Premier: please explain how the new health deal meets our needs

NOV.22, 2016 FILE PHOTO Prime Minister Justin Trudeau meets with Bob McLeod, Premier of the Northwest Territories, in Ottawa on Tuesday, Nov. 22, 2016. McLeod says the provinces and territories are pushing to make health care spending a priority when they sit down next month with Trudeau. THE CANADIAN PRESS/Sean Kilpatrick

The Health and Social Services budget is the largest in the GNWT at $414 million for this fiscal year and – incredibly – it’s not enough to meet existing and future health needs. The NWT health and social services budget has been growing at an average of four per cent a year since 2011-2012. It’s a sad fact that it’s probably never going to be enough.
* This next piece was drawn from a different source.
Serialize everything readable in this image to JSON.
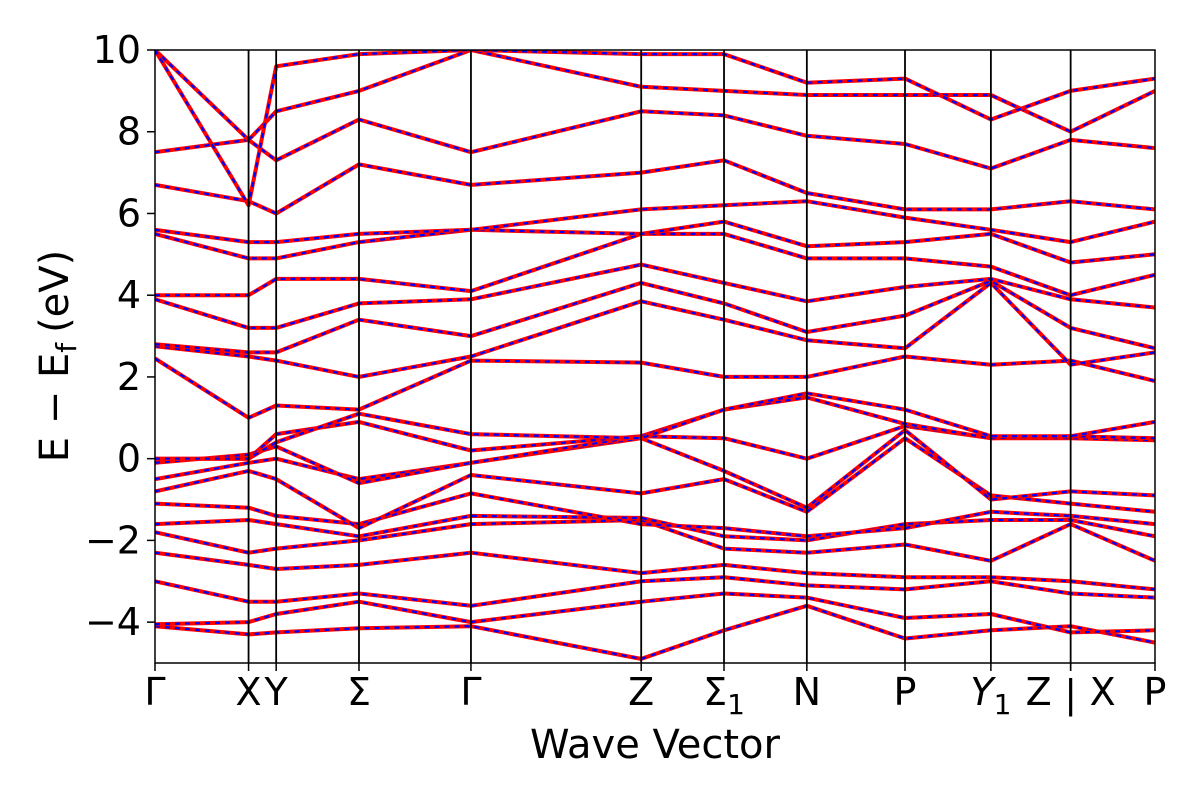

And the new health care funding deal announced Tuesday isn’t going to make a huge difference to the bottom line.

Canada transfers health funding to provinces and territories calculated on a per capita basis. That’s an automatic disadvantage for northerners. Canada had been increasing the health transfer at a rate of six per cent a year but that rate ends March 31. Thanks to a decision by the previous federal government, beginning April 1, the Canada Health Transfer is going to drop to three per cent. Despite walking out of talks in December, saying Ottawa wasn’t offering enough, Premier Bob McLeod has now settled for a three per cent annual increase for the next ten years. That’s half of what we get today

Ottawa is offering some extras, but they are not going to make up the shortfall. There is $7.4 million targeted to health care infrastructure, and $6.1 million for mental health initiatives for youth. These amounts are totals for ten years. McLeod told CBC that there is going to be additional money for medical travel and innovation, extending a current bilateral agreement, but didn’t provide any other details.
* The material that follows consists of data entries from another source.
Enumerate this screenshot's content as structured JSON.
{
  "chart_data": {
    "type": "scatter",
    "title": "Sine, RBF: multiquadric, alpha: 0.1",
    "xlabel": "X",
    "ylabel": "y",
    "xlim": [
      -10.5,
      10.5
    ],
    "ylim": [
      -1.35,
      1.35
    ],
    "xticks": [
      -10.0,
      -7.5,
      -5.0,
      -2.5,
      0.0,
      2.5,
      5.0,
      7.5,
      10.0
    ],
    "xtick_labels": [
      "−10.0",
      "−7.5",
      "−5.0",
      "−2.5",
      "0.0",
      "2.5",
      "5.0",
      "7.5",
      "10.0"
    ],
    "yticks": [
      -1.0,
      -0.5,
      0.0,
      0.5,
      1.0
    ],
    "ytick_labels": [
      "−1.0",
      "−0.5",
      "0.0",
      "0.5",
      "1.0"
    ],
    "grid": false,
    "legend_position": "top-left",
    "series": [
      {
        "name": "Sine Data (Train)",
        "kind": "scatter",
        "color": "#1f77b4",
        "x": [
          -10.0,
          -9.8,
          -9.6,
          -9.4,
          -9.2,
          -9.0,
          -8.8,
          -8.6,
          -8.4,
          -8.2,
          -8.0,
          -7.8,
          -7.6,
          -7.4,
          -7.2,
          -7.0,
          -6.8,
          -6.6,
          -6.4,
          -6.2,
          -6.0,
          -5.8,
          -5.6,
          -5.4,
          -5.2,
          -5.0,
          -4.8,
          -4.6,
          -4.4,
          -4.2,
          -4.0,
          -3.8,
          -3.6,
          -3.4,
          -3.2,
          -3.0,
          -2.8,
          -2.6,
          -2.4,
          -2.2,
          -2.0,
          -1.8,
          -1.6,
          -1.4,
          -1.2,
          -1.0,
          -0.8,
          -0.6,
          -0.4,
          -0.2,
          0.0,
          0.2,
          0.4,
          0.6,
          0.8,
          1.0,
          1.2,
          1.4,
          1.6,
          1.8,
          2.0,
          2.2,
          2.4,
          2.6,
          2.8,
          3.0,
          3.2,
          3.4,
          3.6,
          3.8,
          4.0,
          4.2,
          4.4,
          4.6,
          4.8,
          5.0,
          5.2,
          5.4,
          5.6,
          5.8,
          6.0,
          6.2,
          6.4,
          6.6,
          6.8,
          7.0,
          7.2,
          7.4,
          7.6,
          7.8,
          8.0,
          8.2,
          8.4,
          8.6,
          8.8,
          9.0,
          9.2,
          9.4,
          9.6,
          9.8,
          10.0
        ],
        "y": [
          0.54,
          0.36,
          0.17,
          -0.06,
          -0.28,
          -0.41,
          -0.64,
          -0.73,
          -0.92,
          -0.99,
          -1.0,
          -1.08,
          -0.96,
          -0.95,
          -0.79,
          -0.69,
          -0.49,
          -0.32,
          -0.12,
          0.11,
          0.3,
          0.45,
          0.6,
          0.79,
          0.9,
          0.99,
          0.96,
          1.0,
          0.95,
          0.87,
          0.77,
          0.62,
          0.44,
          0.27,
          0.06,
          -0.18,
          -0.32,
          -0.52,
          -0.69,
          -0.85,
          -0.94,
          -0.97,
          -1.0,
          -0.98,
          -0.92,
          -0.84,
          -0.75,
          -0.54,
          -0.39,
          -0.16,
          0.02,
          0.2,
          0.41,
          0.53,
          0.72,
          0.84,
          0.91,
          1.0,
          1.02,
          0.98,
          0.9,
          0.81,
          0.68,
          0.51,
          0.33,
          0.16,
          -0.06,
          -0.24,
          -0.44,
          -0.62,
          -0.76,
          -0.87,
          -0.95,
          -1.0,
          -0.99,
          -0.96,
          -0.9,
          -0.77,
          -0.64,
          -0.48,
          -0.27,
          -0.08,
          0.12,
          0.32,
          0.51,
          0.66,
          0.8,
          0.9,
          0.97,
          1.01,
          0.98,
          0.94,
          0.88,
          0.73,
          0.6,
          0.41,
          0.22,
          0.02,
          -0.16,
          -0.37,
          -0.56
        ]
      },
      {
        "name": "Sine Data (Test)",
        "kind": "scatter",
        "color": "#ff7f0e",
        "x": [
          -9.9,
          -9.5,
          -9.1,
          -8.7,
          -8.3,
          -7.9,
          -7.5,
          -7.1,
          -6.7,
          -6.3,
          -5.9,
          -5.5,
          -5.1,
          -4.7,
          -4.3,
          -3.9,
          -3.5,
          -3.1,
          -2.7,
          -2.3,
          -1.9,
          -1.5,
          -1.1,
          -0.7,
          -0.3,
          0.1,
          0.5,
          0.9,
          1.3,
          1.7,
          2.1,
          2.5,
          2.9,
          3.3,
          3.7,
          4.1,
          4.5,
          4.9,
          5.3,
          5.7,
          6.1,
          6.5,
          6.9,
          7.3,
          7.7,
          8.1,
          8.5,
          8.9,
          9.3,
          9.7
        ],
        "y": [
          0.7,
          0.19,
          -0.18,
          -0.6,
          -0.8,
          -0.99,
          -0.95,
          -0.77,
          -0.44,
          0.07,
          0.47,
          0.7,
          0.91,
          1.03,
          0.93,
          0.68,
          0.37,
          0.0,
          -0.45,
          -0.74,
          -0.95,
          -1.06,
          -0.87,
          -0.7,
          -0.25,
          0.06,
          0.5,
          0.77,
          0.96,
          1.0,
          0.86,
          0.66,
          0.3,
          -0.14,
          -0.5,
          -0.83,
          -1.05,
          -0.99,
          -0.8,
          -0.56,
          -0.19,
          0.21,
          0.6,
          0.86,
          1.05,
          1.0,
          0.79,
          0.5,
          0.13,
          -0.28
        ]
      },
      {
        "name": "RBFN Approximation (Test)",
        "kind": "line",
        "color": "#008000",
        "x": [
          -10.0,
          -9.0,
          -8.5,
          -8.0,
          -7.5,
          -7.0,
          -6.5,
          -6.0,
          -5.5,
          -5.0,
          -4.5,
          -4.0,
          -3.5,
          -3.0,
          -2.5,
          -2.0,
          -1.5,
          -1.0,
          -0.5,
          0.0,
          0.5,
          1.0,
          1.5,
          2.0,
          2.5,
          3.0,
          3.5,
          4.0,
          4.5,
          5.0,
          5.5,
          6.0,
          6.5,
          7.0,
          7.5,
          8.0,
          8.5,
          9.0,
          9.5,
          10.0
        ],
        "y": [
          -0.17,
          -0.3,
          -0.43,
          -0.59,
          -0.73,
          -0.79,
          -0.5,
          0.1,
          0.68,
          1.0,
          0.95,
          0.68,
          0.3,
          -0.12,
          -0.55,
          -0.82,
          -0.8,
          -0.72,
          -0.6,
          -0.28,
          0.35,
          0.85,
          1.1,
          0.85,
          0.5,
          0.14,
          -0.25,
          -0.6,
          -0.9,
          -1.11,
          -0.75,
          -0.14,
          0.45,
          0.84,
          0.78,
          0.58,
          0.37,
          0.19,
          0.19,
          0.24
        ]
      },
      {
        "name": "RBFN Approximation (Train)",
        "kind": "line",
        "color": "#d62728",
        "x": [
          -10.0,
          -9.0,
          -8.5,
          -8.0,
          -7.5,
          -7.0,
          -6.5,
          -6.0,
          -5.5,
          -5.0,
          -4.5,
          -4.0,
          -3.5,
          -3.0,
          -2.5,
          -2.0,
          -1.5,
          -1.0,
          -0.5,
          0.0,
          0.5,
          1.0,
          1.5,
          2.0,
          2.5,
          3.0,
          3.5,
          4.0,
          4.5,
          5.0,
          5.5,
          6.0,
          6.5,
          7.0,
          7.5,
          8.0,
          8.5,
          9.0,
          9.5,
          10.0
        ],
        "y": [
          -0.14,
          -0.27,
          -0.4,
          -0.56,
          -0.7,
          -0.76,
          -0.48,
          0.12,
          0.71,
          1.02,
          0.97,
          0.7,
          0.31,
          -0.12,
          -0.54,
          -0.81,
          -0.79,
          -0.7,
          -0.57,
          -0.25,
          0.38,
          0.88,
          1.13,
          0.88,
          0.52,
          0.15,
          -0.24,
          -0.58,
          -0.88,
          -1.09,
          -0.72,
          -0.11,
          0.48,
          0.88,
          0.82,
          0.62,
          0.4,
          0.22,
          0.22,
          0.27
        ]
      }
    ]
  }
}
In December, the Premier signaled a need for more cuts to keep up with spending. “I guess a decision will have to be made whether we take the money from other programs to pay for health care,” he told Yellowknifer. Where do we stand now? The premier hasn’t said, but there’s obviously going to be a need to find money for the forced growth in the health and social services budget from others sources, whether making cuts or increasing revenue. Anxious northerners want to know.
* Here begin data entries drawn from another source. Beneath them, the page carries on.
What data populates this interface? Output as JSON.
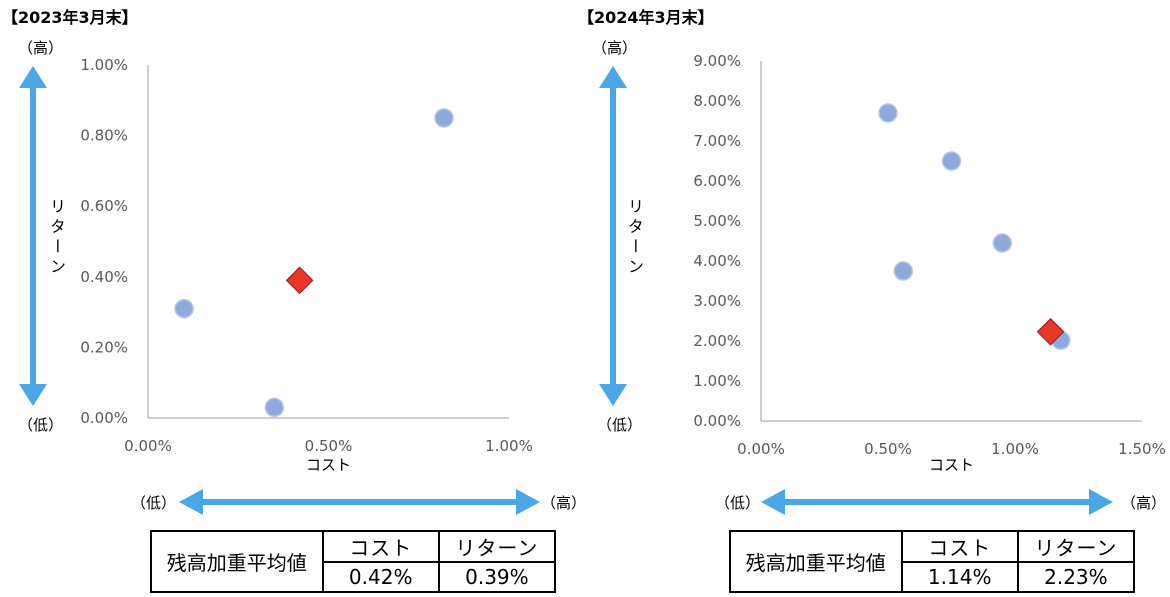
{
  "colors": {
    "point": "#8eaadb",
    "highlight": "#e8382a",
    "highlight_edge": "#a31f15",
    "arrow": "#4aa6e4",
    "axis": "#bfbfbf"
  },
  "panels": [
    {
      "title": "【2023年3月末】",
      "high_label": "（高）",
      "low_label": "（低）",
      "y_axis_word": "リターン",
      "x_low_label": "（低）",
      "x_high_label": "（高）",
      "table": {
        "row_label": "残高加重平均値",
        "col_cost": "コスト",
        "col_return": "リターン",
        "cost_value": "0.42%",
        "return_value": "0.39%"
      }
    },
    {
      "title": "【2024年3月末】",
      "high_label": "（高）",
      "low_label": "（低）",
      "y_axis_word": "リターン",
      "x_low_label": "（低）",
      "x_high_label": "（高）",
      "table": {
        "row_label": "残高加重平均値",
        "col_cost": "コスト",
        "col_return": "リターン",
        "cost_value": "1.14%",
        "return_value": "2.23%"
      }
    }
  ],
  "chart_data": [
    {
      "type": "scatter",
      "title": "【2023年3月末】",
      "xlabel": "コスト",
      "ylabel": "リターン",
      "xlim": [
        0,
        1.0
      ],
      "ylim": [
        0,
        1.0
      ],
      "x_ticks": [
        "0.00%",
        "0.50%",
        "1.00%"
      ],
      "y_ticks": [
        "0.00%",
        "0.20%",
        "0.40%",
        "0.60%",
        "0.80%",
        "1.00%"
      ],
      "grid": false,
      "points": [
        {
          "x": 0.1,
          "y": 0.31
        },
        {
          "x": 0.35,
          "y": 0.03
        },
        {
          "x": 0.82,
          "y": 0.85
        }
      ],
      "weighted_average": {
        "x": 0.42,
        "y": 0.39
      }
    },
    {
      "type": "scatter",
      "title": "【2024年3月末】",
      "xlabel": "コスト",
      "ylabel": "リターン",
      "xlim": [
        0,
        1.5
      ],
      "ylim": [
        0,
        9.0
      ],
      "x_ticks": [
        "0.00%",
        "0.50%",
        "1.00%",
        "1.50%"
      ],
      "y_ticks": [
        "0.00%",
        "1.00%",
        "2.00%",
        "3.00%",
        "4.00%",
        "5.00%",
        "6.00%",
        "7.00%",
        "8.00%",
        "9.00%"
      ],
      "grid": false,
      "points": [
        {
          "x": 0.5,
          "y": 7.7
        },
        {
          "x": 0.56,
          "y": 3.75
        },
        {
          "x": 0.75,
          "y": 6.5
        },
        {
          "x": 0.95,
          "y": 4.45
        },
        {
          "x": 1.18,
          "y": 2.02
        }
      ],
      "weighted_average": {
        "x": 1.14,
        "y": 2.23
      }
    }
  ]
}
Health care is a hot button issue with voters, and rightly so. But as of today, the Premier hasn’t spoken to regular MLAs or local media about the new health deal. The GNWT hasn’t even issued a media release of its own on the deal. Contrast this approach to the hoopla that accompanied the announced federal funding for the road to Whati last week. Is the Premier not proud of deciding to walk back his commitment to negotiate with his colleagues on a national health deal rather than participate in a bilateral agreement? Is he not proud of the money he’s bringing to the territories for health care?

McLeod told CBC’s Power and Politics of the negotiations with Ottawa that “we got what we wanted and needed.” If that’s the case, Premier, tell us now how this health care deal is going to accomplish those goals because the math that’s public now doesn’t add up.